US-Wahl
McCain-Berater schimpft über "Nation der Heulsusen"

Während sich Barack Obama über geeignete Auftrittsorte für seine Europareise beschäftigt, hat sein Konkurrent John McCain mit ganz anderen Problemen zu kämpfen. Ausgerchnet ein Wirtschaftsberater des Republikanern bereitet derzeit Ärger. Dieser hat Amerika als "Nation der Heulsusen" bezeichnet – und damit den Zorn vieler Landsleute auf sich gezogen.

HB WASHINGTON. Zunächst die gute Nachricht für die Republikaner: Präsidentschaftskandidat John McCain hat im Juni Spenden in Rekordhöhe gesammelt. Der Senator wies für diesen Monat Einnahmen von 22 Millionen Dollar aus und verfügt nun zusammen mit dem Wahlkampfguthaben seiner Partei über insgesamt 95 Millionen Dollar, wie Wahlkampfmanager Rick Davis am Donnerstag mitteilte. Der demokratische Kandidat Barack Obama hat noch keine Angaben zu seinen Finanzen im Juni gemacht.

Für Sand im Getriebe des republikanischen Wahlkampfapparats sorgte jedoch McCains führender Wirtschaftsberater, Senator Phil Gramm. In einem Interview der "Washington Times" kritisierte Gramm scharf, dass Amerika zu einer "Nation der Heulsusen" verkommen sei, weil ständig von einer drohenden Rezession und einem Verlust der Wettbewerbsfähigkeit gesprochen werde. Amerika befinde sich daher in einer "mentalen Rezession".

Bei einem Wahlkampfauftritt in Michigan wollte sich McCain von diesen Äußerungen umgehend distanzieren und sagte: "Ich stimme überhaupt nicht damit überein. Phil Gramm spricht nicht für mich." Man könne nicht sagen, dass jemand, der gerade seinen Arbeitsplatz verloren habe, nur weinerlich sei. "Amerika ist in großen Schwierigkeiten. Und wir stehen ebenso wie andere vor enormen wirtschaftlichen Herausforderungen."

Die Äußerungen seines Wirtschaftsberater sind für McCain besonders brisant. Denn die Wirtschaftspolitik gilt als einer seiner Schwachpunkte. McCain will der strauchelnden US-Konjunktur mit Steuersenkungen, mehr Freihandel und dem Bau von neuen Atomkraftwerken Paroli bieten.
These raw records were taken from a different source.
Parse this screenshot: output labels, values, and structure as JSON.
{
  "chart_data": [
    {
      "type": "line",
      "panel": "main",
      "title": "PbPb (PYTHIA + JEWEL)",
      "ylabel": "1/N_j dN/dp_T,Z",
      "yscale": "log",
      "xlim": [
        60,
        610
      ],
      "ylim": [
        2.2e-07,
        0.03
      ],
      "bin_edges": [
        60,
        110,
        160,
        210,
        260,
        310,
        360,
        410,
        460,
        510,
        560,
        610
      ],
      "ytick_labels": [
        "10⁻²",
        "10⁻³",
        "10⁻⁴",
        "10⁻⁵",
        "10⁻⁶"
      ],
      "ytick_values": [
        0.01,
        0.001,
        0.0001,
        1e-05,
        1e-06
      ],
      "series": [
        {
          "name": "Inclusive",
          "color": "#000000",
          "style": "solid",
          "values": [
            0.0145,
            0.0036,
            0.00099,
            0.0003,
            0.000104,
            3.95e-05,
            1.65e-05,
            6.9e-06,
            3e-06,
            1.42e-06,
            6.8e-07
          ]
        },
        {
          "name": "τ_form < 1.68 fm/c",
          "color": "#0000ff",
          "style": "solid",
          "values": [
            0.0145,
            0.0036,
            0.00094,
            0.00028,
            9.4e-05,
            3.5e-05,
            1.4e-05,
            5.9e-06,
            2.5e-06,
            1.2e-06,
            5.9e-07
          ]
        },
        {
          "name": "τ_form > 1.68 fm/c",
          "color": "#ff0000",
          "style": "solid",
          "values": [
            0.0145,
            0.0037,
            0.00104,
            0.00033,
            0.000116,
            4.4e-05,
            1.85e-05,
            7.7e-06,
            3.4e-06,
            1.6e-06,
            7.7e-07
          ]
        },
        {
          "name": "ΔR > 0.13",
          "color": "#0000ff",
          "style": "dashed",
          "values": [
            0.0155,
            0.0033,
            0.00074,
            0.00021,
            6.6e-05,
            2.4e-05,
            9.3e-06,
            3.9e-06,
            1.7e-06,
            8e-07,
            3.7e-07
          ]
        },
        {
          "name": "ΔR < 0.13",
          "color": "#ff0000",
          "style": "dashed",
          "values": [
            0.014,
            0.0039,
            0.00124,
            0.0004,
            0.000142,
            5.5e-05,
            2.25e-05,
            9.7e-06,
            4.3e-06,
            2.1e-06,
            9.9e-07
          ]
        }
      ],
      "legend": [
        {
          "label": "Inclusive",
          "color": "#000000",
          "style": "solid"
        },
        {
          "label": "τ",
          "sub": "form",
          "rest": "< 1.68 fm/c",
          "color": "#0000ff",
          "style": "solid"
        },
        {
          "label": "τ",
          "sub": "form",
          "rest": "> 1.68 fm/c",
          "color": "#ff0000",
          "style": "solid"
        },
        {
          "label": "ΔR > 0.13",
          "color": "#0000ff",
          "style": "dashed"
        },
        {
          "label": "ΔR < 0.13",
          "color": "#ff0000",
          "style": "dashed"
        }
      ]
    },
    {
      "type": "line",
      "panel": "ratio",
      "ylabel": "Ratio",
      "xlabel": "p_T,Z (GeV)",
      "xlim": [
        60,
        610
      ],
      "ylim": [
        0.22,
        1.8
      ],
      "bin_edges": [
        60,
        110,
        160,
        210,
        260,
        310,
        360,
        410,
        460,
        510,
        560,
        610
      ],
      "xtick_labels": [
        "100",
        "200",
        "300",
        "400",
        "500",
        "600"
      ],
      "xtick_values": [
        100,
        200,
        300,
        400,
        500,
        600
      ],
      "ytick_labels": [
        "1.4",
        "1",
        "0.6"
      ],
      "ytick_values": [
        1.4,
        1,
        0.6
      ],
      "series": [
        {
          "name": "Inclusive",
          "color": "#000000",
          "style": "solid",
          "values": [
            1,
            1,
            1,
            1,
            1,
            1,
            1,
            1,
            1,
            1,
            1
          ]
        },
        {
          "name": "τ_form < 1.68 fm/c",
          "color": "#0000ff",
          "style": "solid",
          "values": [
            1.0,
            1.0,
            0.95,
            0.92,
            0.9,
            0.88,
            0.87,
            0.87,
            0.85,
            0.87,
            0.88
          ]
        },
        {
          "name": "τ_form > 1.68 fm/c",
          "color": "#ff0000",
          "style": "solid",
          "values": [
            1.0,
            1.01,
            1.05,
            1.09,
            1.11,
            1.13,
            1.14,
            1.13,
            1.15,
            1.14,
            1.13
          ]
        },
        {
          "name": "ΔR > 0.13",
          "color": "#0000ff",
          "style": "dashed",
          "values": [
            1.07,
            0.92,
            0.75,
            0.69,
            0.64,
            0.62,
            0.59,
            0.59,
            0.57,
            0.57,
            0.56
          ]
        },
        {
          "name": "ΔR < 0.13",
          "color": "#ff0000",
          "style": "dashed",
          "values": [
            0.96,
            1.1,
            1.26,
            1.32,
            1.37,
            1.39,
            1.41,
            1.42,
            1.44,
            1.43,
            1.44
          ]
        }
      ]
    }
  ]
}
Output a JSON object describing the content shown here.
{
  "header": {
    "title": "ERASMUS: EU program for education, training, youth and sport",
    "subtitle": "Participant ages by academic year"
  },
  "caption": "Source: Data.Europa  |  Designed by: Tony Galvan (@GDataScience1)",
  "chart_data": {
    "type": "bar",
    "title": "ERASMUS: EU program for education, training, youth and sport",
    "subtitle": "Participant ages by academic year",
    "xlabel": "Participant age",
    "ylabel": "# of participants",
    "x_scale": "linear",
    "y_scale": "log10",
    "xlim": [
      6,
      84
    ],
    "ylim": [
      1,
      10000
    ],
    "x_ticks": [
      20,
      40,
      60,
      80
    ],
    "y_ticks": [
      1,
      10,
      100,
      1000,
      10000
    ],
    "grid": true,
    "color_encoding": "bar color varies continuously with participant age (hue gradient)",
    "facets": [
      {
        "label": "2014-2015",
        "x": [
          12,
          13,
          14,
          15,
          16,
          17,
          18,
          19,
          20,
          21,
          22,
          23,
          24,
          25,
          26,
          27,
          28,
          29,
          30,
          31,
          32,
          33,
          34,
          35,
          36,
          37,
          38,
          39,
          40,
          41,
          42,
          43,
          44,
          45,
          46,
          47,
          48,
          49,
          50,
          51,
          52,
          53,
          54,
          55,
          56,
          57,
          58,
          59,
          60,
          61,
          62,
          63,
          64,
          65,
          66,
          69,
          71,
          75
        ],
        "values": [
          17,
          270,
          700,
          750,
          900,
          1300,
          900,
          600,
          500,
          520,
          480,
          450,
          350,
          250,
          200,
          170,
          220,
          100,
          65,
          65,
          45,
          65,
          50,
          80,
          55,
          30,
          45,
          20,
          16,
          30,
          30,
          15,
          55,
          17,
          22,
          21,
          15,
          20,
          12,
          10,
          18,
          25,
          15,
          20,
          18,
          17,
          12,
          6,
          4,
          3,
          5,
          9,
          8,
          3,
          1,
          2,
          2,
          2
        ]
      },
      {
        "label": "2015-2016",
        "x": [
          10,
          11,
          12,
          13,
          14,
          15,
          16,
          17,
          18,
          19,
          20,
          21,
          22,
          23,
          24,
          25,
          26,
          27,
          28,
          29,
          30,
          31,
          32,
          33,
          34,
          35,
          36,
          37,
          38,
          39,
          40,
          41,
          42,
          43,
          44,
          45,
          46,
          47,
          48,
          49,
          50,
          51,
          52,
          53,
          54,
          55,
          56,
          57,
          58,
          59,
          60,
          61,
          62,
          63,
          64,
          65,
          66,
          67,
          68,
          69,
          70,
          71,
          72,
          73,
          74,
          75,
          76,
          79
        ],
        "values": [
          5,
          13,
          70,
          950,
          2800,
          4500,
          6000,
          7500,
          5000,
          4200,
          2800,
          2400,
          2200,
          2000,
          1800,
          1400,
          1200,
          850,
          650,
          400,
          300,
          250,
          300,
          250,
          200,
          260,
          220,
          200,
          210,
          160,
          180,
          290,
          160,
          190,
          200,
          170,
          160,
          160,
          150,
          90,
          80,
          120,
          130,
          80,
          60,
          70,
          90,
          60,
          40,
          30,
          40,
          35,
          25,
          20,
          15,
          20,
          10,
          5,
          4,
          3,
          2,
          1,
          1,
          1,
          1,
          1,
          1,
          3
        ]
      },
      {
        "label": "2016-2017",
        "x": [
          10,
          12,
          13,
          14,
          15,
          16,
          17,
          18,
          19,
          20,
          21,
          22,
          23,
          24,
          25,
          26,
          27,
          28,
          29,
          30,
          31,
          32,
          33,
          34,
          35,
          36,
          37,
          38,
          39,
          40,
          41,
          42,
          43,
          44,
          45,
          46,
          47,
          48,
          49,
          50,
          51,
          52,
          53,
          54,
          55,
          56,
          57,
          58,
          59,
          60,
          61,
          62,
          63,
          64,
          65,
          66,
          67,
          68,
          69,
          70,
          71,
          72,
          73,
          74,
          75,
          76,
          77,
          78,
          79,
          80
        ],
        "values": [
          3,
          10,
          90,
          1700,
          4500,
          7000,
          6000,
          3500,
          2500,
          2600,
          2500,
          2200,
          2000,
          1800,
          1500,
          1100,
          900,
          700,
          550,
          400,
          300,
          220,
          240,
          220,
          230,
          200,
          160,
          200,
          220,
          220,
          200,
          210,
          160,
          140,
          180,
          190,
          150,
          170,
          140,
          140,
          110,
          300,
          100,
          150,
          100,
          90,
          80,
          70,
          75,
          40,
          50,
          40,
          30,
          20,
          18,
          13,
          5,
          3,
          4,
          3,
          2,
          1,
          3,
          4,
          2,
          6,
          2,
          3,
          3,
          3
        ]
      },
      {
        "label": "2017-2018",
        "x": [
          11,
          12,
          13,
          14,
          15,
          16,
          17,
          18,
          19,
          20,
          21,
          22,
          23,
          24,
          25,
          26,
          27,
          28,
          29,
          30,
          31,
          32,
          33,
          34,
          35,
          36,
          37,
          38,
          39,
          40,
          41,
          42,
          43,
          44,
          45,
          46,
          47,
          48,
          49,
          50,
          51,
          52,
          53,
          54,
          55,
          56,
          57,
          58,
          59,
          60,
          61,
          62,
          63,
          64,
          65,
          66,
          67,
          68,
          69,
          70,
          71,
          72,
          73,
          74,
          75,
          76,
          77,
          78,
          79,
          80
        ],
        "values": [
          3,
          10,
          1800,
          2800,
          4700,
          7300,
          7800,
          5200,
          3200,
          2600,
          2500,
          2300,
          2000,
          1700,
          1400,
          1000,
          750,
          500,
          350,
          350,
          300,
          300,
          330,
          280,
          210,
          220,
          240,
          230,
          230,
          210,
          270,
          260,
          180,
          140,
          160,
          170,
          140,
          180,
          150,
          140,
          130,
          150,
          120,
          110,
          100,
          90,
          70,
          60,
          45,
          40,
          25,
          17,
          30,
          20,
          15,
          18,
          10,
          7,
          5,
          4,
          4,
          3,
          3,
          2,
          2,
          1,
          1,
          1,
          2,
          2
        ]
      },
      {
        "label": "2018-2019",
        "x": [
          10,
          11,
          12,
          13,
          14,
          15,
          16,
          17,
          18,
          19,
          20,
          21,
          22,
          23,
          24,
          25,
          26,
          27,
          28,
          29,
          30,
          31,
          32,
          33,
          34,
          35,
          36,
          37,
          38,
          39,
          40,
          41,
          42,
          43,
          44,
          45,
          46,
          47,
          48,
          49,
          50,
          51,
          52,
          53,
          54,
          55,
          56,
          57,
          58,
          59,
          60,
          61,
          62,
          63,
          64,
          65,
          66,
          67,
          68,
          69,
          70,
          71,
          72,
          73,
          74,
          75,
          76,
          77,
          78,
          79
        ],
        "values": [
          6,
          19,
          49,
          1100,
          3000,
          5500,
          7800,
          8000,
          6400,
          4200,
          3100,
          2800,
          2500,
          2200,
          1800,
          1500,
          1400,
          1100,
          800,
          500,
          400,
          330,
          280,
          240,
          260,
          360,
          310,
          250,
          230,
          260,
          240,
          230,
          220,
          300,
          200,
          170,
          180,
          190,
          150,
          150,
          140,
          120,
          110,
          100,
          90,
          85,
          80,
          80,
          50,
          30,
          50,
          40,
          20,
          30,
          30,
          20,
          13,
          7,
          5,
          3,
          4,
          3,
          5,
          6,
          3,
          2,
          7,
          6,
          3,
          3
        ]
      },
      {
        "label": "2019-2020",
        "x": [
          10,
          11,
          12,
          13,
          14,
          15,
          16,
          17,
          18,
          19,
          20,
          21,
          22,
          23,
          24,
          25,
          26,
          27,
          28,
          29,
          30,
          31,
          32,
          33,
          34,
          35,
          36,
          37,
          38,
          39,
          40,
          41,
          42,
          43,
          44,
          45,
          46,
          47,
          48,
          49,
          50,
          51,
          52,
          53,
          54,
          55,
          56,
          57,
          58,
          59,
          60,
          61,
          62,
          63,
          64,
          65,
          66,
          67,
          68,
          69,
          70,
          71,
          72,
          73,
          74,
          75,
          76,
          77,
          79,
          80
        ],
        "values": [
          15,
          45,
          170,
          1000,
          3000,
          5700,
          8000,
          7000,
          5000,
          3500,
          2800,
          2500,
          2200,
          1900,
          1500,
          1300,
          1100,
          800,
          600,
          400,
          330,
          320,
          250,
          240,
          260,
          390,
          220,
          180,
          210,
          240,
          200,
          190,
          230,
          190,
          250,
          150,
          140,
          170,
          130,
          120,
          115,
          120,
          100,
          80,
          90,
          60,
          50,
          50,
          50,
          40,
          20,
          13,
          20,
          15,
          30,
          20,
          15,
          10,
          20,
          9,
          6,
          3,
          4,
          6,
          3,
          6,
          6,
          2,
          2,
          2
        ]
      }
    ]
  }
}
Außerdem solle der Kinderfreibetrag auf 7000 Dollar (4500 Euro) verdoppelt werden. Im Gesundheitsbereich will er für den Kauf von Krankenversicherungen Steuererleichterungen einführen.

Konkurrent Obama nahm diese Vorlage der Republikaner indes dankend an. Er ging bei einem Wahlkampfauftritt genüsslich auf die umstrittenen Äußerungen Gramms ein. Unter Buhrufen aus dem Publikum zitierte er diese ausführlich und verwies dann auf die hohen Benzinpreise, Zwangsvollstreckungen bei Häusern und Entlassungen. "Es kann keine Rede von Weinerlichkeit sein, wenn man fordert, dass die Regierung etwas tun soll und die Familien entlastet", sagte Obama. Jetzt sei ein Präsident erforderlich, der die Probleme nicht leugne.